Declare the namespace xmlns:xhtml="http://www.w3.org/1999/xhtml" on <urlset>, then inside each <url> block list every language variant (including the URL itself) as <xhtml:link rel="alternate" hreflang="en-US" href="https://…" />. Use ISO 639-1 language codes (en, fr, es, ar) optionally paired with ISO 3166-1 alpha-2 region codes (en-US, en-GB, fr-CA, es-MX). Add hreflang="x-default" for the fallback URL. Google strongly prefers hreflang in the sitemap for sites with 1,000+ pages — less risk of inconsistent on-page <link> tags drifting out of sync.
Only canonical URLs — the version you want Google to index. Don't list ?utm_source=… tracking variants, faceted-search permutations (?color=blue&size=L), or session-ID URLs. Including non-canonicals wastes crawl budget and risks Google indexing the parameterized version instead of the clean one. If a URL has a <link rel="canonical"> pointing elsewhere, list the canonical target in the sitemap, not the source.
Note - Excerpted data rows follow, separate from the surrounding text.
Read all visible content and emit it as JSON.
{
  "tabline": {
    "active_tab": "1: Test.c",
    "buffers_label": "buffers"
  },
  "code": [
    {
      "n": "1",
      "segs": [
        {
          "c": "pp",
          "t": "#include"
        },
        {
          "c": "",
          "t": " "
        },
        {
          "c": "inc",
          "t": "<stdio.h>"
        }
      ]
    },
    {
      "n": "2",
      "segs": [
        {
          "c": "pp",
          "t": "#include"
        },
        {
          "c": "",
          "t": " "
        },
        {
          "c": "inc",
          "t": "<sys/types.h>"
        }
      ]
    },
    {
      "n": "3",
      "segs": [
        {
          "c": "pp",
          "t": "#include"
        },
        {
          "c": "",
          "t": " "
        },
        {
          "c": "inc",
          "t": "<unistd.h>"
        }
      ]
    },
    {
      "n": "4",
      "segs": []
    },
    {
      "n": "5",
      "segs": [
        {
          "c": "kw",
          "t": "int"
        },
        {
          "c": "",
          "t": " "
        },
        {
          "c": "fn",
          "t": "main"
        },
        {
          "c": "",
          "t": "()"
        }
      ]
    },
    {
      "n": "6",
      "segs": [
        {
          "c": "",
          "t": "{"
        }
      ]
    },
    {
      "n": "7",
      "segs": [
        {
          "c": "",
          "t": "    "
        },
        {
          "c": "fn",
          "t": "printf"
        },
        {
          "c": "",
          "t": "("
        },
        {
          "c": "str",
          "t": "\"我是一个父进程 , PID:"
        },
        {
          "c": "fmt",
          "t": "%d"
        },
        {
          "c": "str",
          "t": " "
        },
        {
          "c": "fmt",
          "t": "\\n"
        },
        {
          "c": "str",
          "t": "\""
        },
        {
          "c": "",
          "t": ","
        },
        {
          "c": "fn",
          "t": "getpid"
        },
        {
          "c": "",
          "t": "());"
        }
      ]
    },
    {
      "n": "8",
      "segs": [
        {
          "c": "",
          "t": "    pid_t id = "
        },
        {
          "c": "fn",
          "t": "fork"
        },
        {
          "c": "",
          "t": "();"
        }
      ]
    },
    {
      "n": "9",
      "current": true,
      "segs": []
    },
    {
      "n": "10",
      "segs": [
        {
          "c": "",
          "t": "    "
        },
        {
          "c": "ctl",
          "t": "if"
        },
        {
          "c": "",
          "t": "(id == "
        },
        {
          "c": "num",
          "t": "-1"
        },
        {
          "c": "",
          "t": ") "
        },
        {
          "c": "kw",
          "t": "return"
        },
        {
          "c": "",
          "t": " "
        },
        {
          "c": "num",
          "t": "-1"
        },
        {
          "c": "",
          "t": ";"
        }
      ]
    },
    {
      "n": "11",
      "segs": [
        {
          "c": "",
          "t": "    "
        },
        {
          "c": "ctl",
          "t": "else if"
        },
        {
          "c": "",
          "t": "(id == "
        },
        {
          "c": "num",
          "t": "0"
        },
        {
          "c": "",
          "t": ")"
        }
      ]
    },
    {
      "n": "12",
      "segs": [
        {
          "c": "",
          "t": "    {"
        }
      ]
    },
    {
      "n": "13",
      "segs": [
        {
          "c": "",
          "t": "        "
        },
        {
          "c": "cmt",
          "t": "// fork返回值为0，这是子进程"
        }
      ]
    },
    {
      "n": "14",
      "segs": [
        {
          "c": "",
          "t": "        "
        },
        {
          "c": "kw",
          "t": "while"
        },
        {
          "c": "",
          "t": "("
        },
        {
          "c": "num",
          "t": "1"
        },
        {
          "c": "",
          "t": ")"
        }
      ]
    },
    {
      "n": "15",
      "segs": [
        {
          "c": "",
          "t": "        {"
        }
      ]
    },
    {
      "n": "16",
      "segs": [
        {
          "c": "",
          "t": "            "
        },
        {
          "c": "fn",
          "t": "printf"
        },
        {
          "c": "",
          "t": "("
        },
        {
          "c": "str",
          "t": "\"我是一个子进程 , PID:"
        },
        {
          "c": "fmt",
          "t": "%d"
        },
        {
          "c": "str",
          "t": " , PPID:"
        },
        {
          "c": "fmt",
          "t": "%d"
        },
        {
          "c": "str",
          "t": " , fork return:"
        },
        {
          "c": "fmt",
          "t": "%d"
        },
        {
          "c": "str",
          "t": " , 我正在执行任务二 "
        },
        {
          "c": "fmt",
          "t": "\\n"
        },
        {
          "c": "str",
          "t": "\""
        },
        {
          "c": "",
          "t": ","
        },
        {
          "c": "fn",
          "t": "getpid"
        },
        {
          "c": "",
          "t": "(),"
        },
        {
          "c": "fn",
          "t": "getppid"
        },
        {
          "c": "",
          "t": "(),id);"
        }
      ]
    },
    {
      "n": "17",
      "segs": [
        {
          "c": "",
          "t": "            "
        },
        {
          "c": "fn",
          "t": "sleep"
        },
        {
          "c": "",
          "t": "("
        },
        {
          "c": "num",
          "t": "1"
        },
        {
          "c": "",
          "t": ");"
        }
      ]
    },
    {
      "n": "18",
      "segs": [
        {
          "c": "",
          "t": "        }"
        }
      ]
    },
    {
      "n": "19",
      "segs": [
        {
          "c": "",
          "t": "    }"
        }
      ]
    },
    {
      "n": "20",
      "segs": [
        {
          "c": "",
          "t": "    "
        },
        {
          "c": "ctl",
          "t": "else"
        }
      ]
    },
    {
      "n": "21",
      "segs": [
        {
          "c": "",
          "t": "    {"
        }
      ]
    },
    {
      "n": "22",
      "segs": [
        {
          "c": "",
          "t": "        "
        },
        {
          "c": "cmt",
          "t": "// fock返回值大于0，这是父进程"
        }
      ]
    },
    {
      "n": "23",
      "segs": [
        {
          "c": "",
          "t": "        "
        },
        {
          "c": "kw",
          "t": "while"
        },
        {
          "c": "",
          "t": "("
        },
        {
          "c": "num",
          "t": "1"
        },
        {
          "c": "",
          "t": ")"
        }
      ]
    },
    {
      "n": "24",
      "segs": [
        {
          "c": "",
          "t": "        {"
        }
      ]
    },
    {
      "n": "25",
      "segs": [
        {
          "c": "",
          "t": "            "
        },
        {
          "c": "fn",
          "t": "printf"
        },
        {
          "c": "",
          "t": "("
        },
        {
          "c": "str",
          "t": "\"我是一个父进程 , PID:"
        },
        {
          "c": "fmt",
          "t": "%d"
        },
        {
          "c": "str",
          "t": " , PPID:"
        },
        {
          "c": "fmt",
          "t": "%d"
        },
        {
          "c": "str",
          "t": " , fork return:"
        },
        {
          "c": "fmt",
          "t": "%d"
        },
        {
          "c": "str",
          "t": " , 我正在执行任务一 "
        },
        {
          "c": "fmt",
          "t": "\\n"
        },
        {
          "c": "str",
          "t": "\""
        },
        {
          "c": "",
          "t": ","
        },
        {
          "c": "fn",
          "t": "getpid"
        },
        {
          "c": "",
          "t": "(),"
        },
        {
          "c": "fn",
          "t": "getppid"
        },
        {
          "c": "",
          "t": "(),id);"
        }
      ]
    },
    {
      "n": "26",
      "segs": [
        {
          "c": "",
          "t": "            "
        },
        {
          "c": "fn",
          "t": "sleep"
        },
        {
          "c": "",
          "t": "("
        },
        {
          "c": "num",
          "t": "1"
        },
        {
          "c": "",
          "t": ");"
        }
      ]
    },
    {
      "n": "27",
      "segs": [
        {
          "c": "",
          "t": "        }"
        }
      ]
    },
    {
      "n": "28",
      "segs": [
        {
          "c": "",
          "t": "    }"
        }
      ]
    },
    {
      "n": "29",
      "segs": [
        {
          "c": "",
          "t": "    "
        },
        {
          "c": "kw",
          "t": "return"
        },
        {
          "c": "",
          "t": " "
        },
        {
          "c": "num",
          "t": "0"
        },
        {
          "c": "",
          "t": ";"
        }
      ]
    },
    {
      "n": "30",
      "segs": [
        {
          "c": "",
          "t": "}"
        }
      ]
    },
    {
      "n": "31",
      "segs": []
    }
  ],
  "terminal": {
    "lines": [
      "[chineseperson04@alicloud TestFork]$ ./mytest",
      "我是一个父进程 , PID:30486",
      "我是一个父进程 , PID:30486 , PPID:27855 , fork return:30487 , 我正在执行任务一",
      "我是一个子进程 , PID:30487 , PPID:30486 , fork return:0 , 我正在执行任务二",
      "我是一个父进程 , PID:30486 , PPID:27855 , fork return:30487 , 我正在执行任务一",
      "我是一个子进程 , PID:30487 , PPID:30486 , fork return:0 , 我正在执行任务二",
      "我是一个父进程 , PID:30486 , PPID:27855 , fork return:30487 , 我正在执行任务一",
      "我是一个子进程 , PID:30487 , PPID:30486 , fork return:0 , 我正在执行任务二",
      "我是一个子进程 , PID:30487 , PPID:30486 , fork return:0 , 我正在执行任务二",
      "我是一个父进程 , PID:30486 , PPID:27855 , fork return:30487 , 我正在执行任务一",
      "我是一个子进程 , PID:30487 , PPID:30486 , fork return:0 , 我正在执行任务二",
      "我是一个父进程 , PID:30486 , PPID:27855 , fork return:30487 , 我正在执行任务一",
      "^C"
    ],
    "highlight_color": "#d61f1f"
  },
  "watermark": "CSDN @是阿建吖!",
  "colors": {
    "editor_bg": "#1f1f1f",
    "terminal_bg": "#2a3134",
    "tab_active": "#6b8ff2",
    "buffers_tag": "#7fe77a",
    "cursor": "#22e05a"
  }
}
Whenever your URL inventory changes — new pages, deleted pages, or substantive content updates. Static sites can regenerate on every deploy (most static-site generators do this automatically: Hugo, 11ty, Next.js, Astro). Dynamic sites typically regenerate nightly via cron or on-publish hook. Don't regenerate hourly with stamped lastmod="today" on every URL — that's the fastest way to teach Google to ignore your lastmod entirely.